The Overt Withdrawal and the Covert Surge
So there is talk of Obama ending the Iraq War? And planning to draw down in Afghanistan sometime soon? Well, yes and no, on a number of levels. As we know, the decision to not keep thousands of US troops in Iraq was forced upon the Obama administration by the Iraqis, after the administration spent years pressuring for a remaining force. And withdrawing, is not exactly withdrawing when you consider the thousands of private mercenaries that will remain, the expanded “diplomatic” mission there, and the bases throughout the country (not to mention the largest Embassy in the world, essentially a military fortress). And for Afghanistan, there is still almost 150,000 troops there, and US and NATO military officials have repeatedly confirmed a remaining occupation of that country for at least the foreseeable future, and perhaps into the 2020s.
But The Atlantic gave us yet another perspective on the so-called drawdown of troops and supposed ending of wars. It speaks to what Nick Turse has called the “Secret War in 120 Countries,” namely the increasing use of covert elite forces like Joint Special Operations Command. This is a largely secret army that will again be another step back from those in power ever needing to declare war when they seek to wage it. As Obama supposedly “withdraws” from Iraq and Afghanistan, he is taking out the ordinary military we all know, and putting in his secret military:
The strain on the highly-trained forces will only increase as the Obama administration expands its shadow war against high-ranking militants in countries like Pakistan, Yemen, and Somalia, all of which have been the scene of targeted raids by elite troops in recent months. Senior Pentagon officials have also made clear that Special Operations troops will be used to conduct counter-terror raids in Afghanistan even as overall U.S. troop levels there begin to decline.

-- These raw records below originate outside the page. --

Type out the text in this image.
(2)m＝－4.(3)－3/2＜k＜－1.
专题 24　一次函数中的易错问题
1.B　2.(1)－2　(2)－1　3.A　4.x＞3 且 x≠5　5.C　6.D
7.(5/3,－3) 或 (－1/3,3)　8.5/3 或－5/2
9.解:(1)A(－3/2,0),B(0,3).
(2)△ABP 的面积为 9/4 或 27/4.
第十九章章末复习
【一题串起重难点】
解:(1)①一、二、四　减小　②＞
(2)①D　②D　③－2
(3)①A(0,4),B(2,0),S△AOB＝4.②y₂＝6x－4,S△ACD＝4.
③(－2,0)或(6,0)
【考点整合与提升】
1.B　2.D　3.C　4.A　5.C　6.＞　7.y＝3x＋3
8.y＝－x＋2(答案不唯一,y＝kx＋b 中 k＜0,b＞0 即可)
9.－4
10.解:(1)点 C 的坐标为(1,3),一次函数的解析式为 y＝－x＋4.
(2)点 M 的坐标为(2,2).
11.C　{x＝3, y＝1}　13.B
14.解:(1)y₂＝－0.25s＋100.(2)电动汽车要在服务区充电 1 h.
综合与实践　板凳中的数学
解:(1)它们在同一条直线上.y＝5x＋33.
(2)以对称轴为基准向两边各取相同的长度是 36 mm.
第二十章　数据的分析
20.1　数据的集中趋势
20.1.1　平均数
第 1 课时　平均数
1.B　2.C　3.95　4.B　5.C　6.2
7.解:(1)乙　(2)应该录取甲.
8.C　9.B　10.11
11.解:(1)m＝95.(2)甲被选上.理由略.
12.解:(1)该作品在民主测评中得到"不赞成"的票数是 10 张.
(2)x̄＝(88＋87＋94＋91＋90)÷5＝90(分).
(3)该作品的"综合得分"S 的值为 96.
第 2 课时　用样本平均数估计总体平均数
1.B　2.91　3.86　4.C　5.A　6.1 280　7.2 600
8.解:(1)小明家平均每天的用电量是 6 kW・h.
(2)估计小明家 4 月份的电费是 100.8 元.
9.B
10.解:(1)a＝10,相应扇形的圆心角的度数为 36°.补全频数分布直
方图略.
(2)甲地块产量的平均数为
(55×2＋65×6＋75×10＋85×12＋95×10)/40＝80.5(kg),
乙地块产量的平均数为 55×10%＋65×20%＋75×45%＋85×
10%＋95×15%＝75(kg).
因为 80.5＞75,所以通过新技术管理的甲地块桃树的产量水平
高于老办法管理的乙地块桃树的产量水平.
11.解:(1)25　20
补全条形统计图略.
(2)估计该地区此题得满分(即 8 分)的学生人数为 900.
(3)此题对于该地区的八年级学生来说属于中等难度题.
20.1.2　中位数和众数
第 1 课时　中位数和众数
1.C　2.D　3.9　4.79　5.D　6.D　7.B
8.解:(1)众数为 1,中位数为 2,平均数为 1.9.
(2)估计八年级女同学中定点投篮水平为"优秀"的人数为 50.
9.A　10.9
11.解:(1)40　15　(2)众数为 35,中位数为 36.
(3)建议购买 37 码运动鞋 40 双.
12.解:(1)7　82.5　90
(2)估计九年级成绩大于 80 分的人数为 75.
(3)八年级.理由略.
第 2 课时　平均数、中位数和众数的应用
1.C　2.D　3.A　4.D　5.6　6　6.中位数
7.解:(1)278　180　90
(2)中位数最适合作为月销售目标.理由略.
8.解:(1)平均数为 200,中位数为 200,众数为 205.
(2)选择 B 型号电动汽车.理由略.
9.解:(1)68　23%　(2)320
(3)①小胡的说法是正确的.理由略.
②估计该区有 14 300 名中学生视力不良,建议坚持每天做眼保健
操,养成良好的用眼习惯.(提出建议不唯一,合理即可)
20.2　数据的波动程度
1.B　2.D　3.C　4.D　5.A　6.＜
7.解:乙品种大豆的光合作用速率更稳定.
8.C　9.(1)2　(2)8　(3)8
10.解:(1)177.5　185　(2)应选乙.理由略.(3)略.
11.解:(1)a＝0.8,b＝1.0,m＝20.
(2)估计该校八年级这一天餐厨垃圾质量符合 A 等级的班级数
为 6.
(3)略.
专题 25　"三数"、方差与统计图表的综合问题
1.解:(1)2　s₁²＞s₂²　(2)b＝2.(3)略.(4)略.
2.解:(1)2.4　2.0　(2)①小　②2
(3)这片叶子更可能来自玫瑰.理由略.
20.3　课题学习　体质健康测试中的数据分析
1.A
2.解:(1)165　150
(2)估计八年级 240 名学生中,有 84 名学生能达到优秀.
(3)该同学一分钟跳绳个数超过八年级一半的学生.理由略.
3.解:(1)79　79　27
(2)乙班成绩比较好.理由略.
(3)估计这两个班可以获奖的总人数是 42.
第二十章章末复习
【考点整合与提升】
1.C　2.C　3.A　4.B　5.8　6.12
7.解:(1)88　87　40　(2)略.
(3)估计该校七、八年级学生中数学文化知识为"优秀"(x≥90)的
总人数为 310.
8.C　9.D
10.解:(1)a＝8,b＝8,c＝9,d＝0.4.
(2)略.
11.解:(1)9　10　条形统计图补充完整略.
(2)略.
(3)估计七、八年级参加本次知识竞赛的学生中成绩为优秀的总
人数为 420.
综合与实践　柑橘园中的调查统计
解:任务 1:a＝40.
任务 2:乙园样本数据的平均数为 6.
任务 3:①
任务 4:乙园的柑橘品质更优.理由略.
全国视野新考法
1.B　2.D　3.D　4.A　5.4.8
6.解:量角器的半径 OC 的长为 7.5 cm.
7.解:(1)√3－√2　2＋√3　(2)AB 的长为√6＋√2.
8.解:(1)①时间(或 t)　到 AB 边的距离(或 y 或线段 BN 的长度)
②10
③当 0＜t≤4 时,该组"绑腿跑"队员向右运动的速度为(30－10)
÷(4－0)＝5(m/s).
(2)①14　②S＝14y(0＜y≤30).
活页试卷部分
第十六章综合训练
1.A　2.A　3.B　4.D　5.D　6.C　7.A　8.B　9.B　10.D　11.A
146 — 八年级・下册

Elite forces like the Navy SEALs and the Army’s Delta Force don’t deploy for as long as conventional Army and Marine units, which usually spend six to 15 months in the war zones per tour of duty. But they deploy far, far more often. Many conventional troops have done four or five deployments to Iraq and Afghanistan. By contrast, Special Operations troops have done 10, 12, and even 14 tours.
“We’re getting real close to double-digit deployments across a number of different formations,” Lt. Col. Tom Bryant, a spokesman for the Army Special Operations Command, said in an interview. “Those numbers are becoming increasingly common and will be even more the norm down the road.”
The Special Operations world is the most secretive and insular component of the military. The Pentagon maintains several units and taskforces whose work – typically hunter-killer missions designed to track and eliminate militants around the globe–is so secretive that Washington won’t disclose their names or formally acknowledge their existence.